Born in 1885 in Kalamazoo, Michigan, to a Hungarian Jewish father and a German Jewish mother, Ferber lived a peripatetic youth throughout the Midwest, including Chicago for a year when she was three, Ottumwa, Iowa, from 1890 to 1897, and Appleton, Wisconsin, where she graduated from high school and became a reporter for the Appleton Daily Crescent before moving to Milwaukee to write for the Milwuakee Journal. She returned to Chicago around 1910, where, similar to the Thrift girls, she lived with her mother and sister in furnished apartments and hotels on the city’s South Side. There, as she later put it, “Chicago stories tumbled, one after another out of my typewriter.

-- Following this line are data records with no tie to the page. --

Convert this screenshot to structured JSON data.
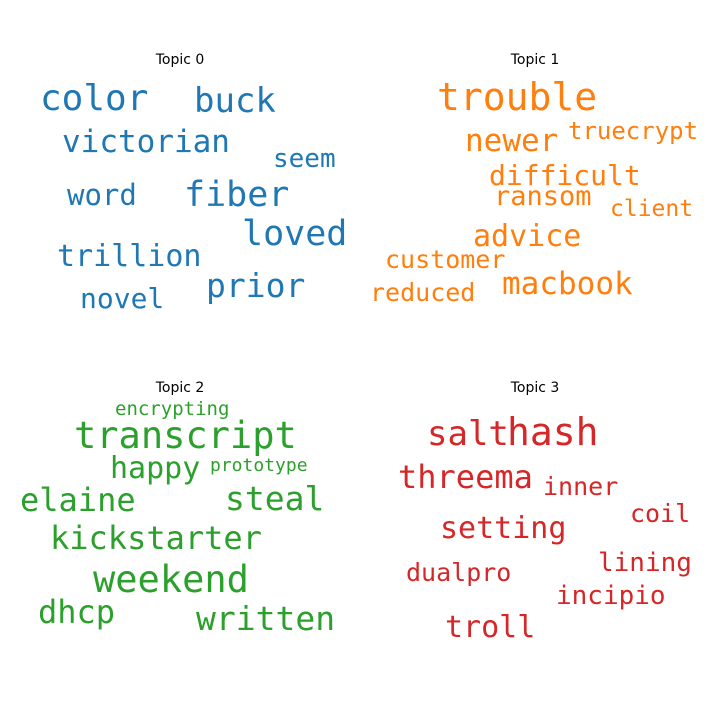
{
  "chart_data": {
    "type": "wordcloud",
    "topics": [
      {
        "title": "Topic 0",
        "color": "#1f77b4",
        "words": [
          "color",
          "buck",
          "victorian",
          "seem",
          "word",
          "fiber",
          "loved",
          "trillion",
          "prior",
          "novel"
        ]
      },
      {
        "title": "Topic 1",
        "color": "#ff7f0e",
        "words": [
          "trouble",
          "newer",
          "truecrypt",
          "difficult",
          "ransom",
          "client",
          "advice",
          "customer",
          "macbook",
          "reduced"
        ]
      },
      {
        "title": "Topic 2",
        "color": "#2ca02c",
        "words": [
          "encrypting",
          "transcript",
          "happy",
          "prototype",
          "elaine",
          "steal",
          "kickstarter",
          "weekend",
          "dhcp",
          "written"
        ]
      },
      {
        "title": "Topic 3",
        "color": "#d62728",
        "words": [
          "salt",
          "hash",
          "threema",
          "inner",
          "coil",
          "setting",
          "lining",
          "dualpro",
          "incipio",
          "troll"
        ]
      }
    ]
  }
}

New Year’s Eve in a Chicago Loop hotel . . . a woman buyer in a Chicago department store . . . a clerk in a cut-price shoe store. They were stories of working people, of the Little People, of those who got the tough end of life.”
Although she had settled in New York by the mid-1920s, she returned to Chicago frequently and continued to draw upon its people and neighborhoods, including in The Girls, which, in its span from the Civil War to World War I, uses its three Charlottes to depict and critique the city’s conventional, status-driven social circles.
Beset by anti-Semitism, especially in her early life, Ferber depicts that prejudice and others—including classism and anti-Blackness—unsparingly in The Girls. Many characters either engage in unthinking intolerance themselves or, due to the strictures of feminine deference, fail to subvert such biases, at least at first. As Ann R. Shapiro notes in Shofar, Ferber was “a Jewish feminist, long before critics paid much attention to either gender or ethnicity.” Ferber’s frank descriptions of class stratifications, ethnic divides, and sexism illustrate how these snobberies and preconceptions shape not only individual lives but the life of a metropolis.
At one point, Lottie drives downtown in the family’s “ancient electric” to help Emma Barton, a friend in a position rare for its time of being a female judge, rehabilitate a wayward girl. She catches “her breath a little at the spaciousness and magnificence of those blocks between Twelfth and Randolph. The new Field Columbian Museum, a white wraith, rose out of the lake mist at her right.” Ferber notes that Lottie “always felt civic when driving down Michigan,” which enhances the marvel we feel a few pages later when Ferber writes just as convincingly about “all that vast stratum of submerged servers over whom the flood of humanity sweeps in a careless torrent leaving no one knows what sediment of rich knowledge.” With subtle characterization and wry sympathy of tone, Ferber shows in The Girls that the underestimated often have a richer life than anyone who fails to look closely might suspect, and that there are fates far worse than never marrying a husband and sacrificing oneself to a nuclear family.
The phrase “beloved woman” recurs in this novel, referring to the radiance that a woman exudes when a man has chosen her to treasure above others. Each time this coveted glow appears, however, Ferber presents us with an occasion to wonder: Could a woman be beloved in other ways? Not disdained or taken for granted based upon her ability to be selected by a husband, but loved more broadly, respected for everything else inherent to her being?